Deerfield Capital Management, one of the top three issuers of CDO debt last year, is in the market with a new $325 million collateralized loan obligation--Rosemont CLO I-- and intends to shop for the remaining 40% of the deal's collateral in the first quarter. "We want to participate actively in the new issue calendar," said Jonathan Trotter, portfolio manager at Deerfield. The firm's latest fund is a cash-flow arbitrage structure that is already 60% invested in leveraged loans with 40% of leveraged loan assets still needing to be ramped. "We're looking for par and near-par names," he said, declining to name specific credits.

Trotter added that the portfolio of assets backing the deal will be diversified across many sectors as most deals must meet diversification standards set by the ratings agencies. But he mentioned the shop historically has avoided the retail sector as low margins in the industry do not seem to absorb a lot of leverage well. Trotter explained that credit selection, more than pricing, is key for the firm when buying up assets. "We'd rather pay a little more if we know the loan will perform," he said.

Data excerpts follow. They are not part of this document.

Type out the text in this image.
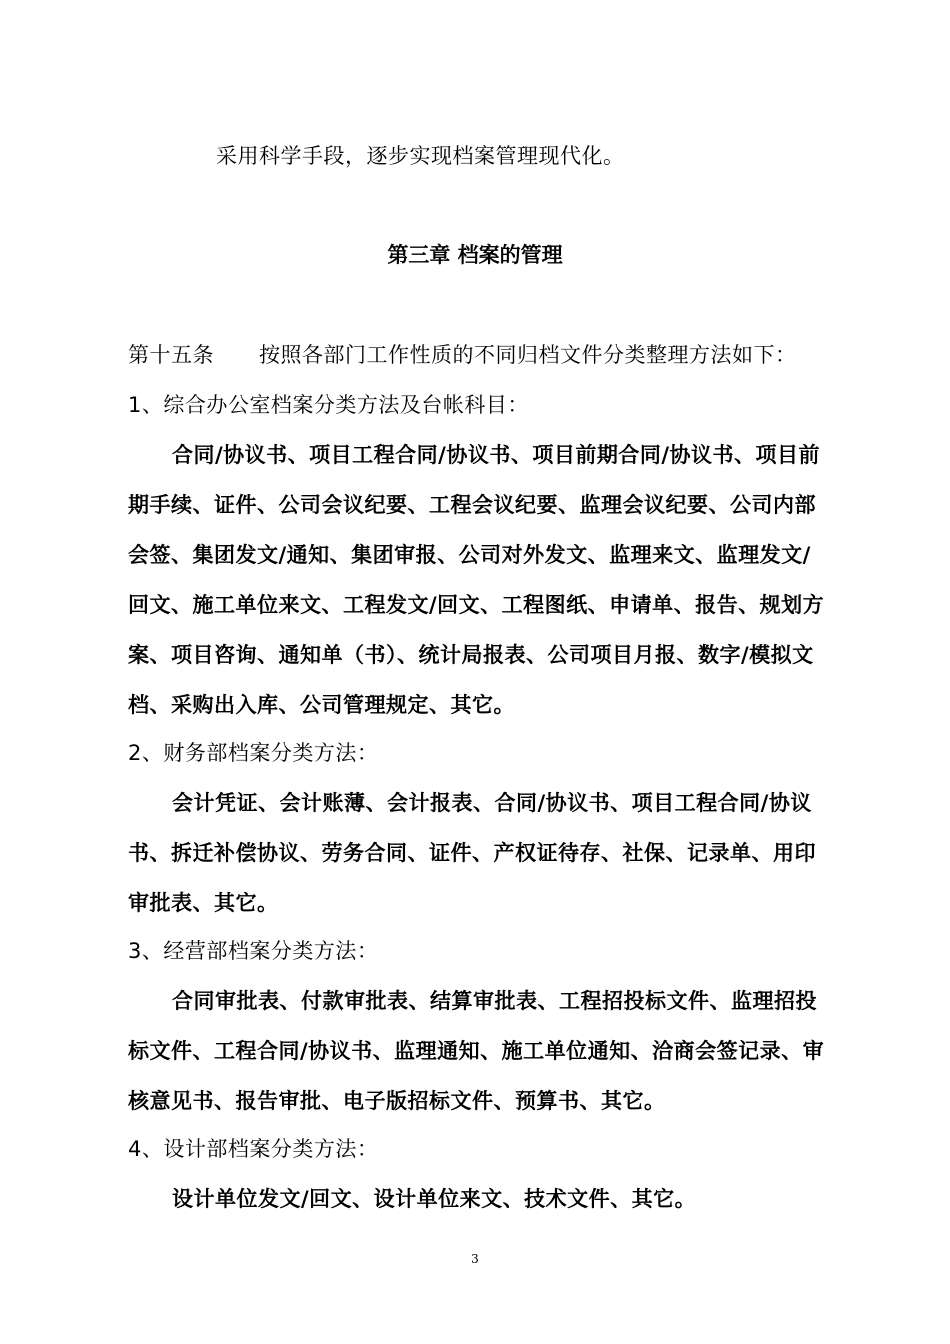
采用科学手段，逐步实现档案管理现代化。
第三章 档案的管理
第十五条 按照各部门工作性质的不同归档文件分类整理方法如下：
1、综合办公室档案分类方法及台帐科目：
合同/协议书、项目工程合同/协议书、项目前期合同/协议书、项目前
期手续、证件、公司会议纪要、工程会议纪要、监理会议纪要、公司内部
会签、集团发文/通知、集团审报、公司对外发文、监理来文、监理发文/
回文、施工单位来文、工程发文/回文、工程图纸、申请单、报告、规划方
案、项目咨询、通知单（书）、统计局报表、公司项目月报、数字/模拟文
档、采购出入库、公司管理规定、其它。
2、财务部档案分类方法：
会计凭证、会计账薄、会计报表、合同/协议书、项目工程合同/协议
书、拆迁补偿协议、劳务合同、证件、产权证待存、社保、记录单、用印
审批表、其它。
3、经营部档案分类方法：
合同审批表、付款审批表、结算审批表、工程招投标文件、监理招投
标文件、工程合同/协议书、监理通知、施工单位通知、洽商会签记录、审
核意见书、报告审批、电子版招标文件、预算书、其它。
4、设计部档案分类方法：
设计单位发文/回文、设计单位来文、技术文件、其它。
3
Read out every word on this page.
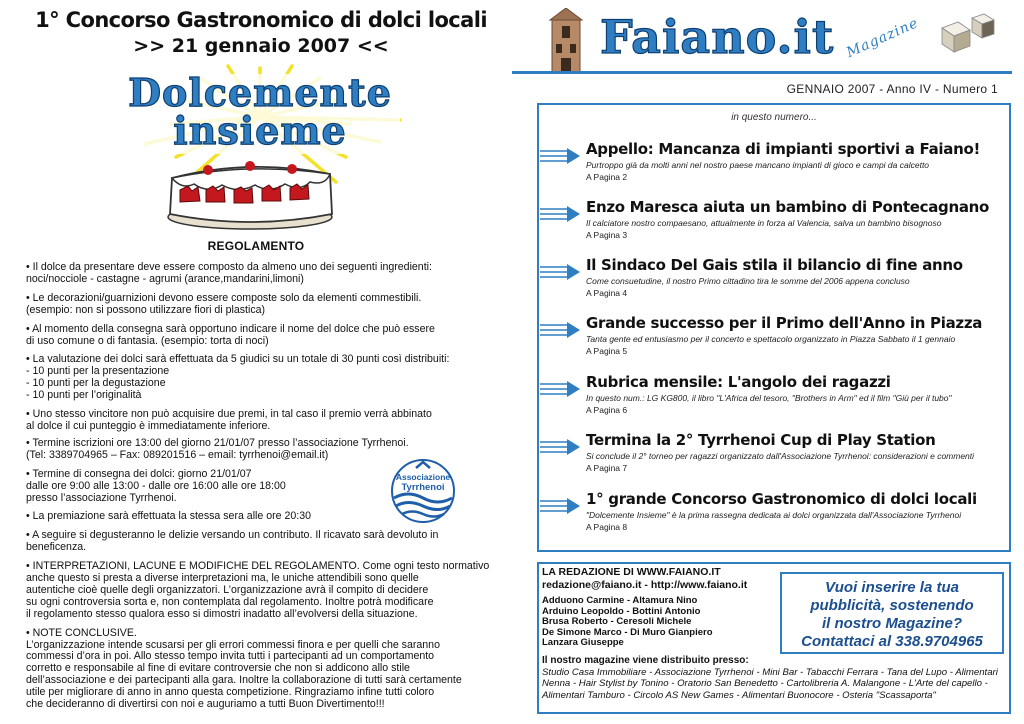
1° Concorso Gastronomico di dolci locali
>> 21 gennaio 2007 <<
Dolcemente
insieme
REGOLAMENTO
• Il dolce da presentare deve essere composto da almeno uno dei seguenti ingredienti:
noci/nocciole - castagne - agrumi (arance,mandarini,limoni)
• Le decorazioni/guarnizioni devono essere composte solo da elementi commestibili.
(esempio: non si possono utilizzare fiori di plastica)
• Al momento della consegna sarà opportuno indicare il nome del dolce che può essere
di uso comune o di fantasia. (esempio: torta di noci)
• La valutazione dei dolci sarà effettuata da 5 giudici su un totale di 30 punti così distribuiti:
- 10 punti per la presentazione
- 10 punti per la degustazione
- 10 punti per l’originalità
• Uno stesso vincitore non può acquisire due premi, in tal caso il premio verrà abbinato
al dolce il cui punteggio è immediatamente inferiore.
• Termine iscrizioni ore 13:00 del giorno 21/01/07 presso l’associazione Tyrrhenoi.
(Tel: 3389704965 – Fax: 089201516 – email: tyrrhenoi@email.it)
• Termine di consegna dei dolci: giorno 21/01/07
dalle ore 9:00 alle 13:00 - dalle ore 16:00 alle ore 18:00
presso l’associazione Tyrrhenoi.
• La premiazione sarà effettuata la stessa sera alle ore 20:30
• A seguire si degusteranno le delizie versando un contributo. Il ricavato sarà devoluto in
beneficenza.
• INTERPRETAZIONI, LACUNE E MODIFICHE DEL REGOLAMENTO. Come ogni testo normativo
anche questo si presta a diverse interpretazioni ma, le uniche attendibili sono quelle
autentiche cioè quelle degli organizzatori. L’organizzazione avrà il compito di decidere
su ogni controversia sorta e, non contemplata dal regolamento. Inoltre potrà modificare
il regolamento stesso qualora esso si dimostri inadatto all’evolversi della situazione.
• NOTE CONCLUSIVE.
L’organizzazione intende scusarsi per gli errori commessi finora e per quelli che saranno
commessi d’ora in poi. Allo stesso tempo invita tutti i partecipanti ad un comportamento
corretto e responsabile al fine di evitare controversie che non si addicono allo stile
dell’associazione e dei partecipanti alla gara. Inoltre la collaborazione di tutti sarà certamente
utile per migliorare di anno in anno questa competizione. Ringraziamo infine tutti coloro
che decideranno di divertirsi con noi e auguriamo a tutti Buon Divertimento!!!
Associazione
Tyrrhenoi
Faiano.it Magazine
GENNAIO 2007 - Anno IV - Numero 1
in questo numero...
Appello: Mancanza di impianti sportivi a Faiano!
Purtroppo già da molti anni nel nostro paese mancano impianti di gioco e campi da calcetto
A Pagina 2
Enzo Maresca aiuta un bambino di Pontecagnano
Il calciatore nostro compaesano, attualmente in forza al Valencia, salva un bambino bisognoso
A Pagina 3
Il Sindaco Del Gais stila il bilancio di fine anno
Come consuetudine, il nostro Primo cittadino tira le somme del 2006 appena concluso
A Pagina 4
Grande successo per il Primo dell'Anno in Piazza
Tanta gente ed entusiasmo per il concerto e spettacolo organizzato in Piazza Sabbato il 1 gennaio
A Pagina 5
Rubrica mensile: L'angolo dei ragazzi
In questo num.: LG KG800, il libro "L'Africa del tesoro, "Brothers in Arm" ed il film "Giù per il tubo"
A Pagina 6
Termina la 2° Tyrrhenoi Cup di Play Station
Si conclude il 2° torneo per ragazzi organizzato dall'Associazione Tyrrhenoi: considerazioni e commenti
A Pagina 7
1° grande Concorso Gastronomico di dolci locali
"Dolcemente Insieme" è la prima rassegna dedicata ai dolci organizzata dall'Associazione Tyrrhenoi
A Pagina 8
LA REDAZIONE DI WWW.FAIANO.IT
redazione@faiano.it - http://www.faiano.it
Adduono Carmine - Altamura Nino
Arduino Leopoldo - Bottini Antonio
Brusa Roberto - Ceresoli Michele
De Simone Marco - Di Muro Gianpiero
Lanzara Giuseppe
Vuoi inserire la tua
pubblicità, sostenendo
il nostro Magazine?
Contattaci al 338.9704965
Il nostro magazine viene distribuito presso:
Studio Casa Immobiliare - Associazione Tyrrhenoi - Mini Bar - Tabacchi Ferrara - Tana del Lupo - Alimentari Nenna - Hair Stylist by Tonino - Oratorio San Benedetto - Cartolibreria A. Malangone - L'Arte del capello - Alimentari Tamburo - Circolo AS New Games - Alimentari Buonocore - Osteria "Scassaporta"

J.P. Morgan priced liabilities on the deal last month. The $252 million Standard & Poor's AAA-rated tranche priced at 45 basis points over LIBOR, which according to J.P. Morgan research falls within the quarterly average pricing on the tranche for the asset class. The $13.2 million BBB-rated tranche priced at LIBOR plus 260 basis points. Trotter said an attractive arbitrage remains in the market, prompting the manager to ramp at this time. "Arbitrage is not as attractive as it was Sept. 12, but you still get a good arbitrage relative to other asset classes."

Trotter said the firm is planning to do another arbitrage CLO at some point this year that will be roughly the same size as Rosemont, which is smaller than previous deals for the firm. "Three or four hundred million seems most appropriate now," he said. "If a deal is too big you get stuck with names you don't want." Also planned for the new year will be a couple of hybrid deals most likely combining asset-backed securities and investment-grade bonds.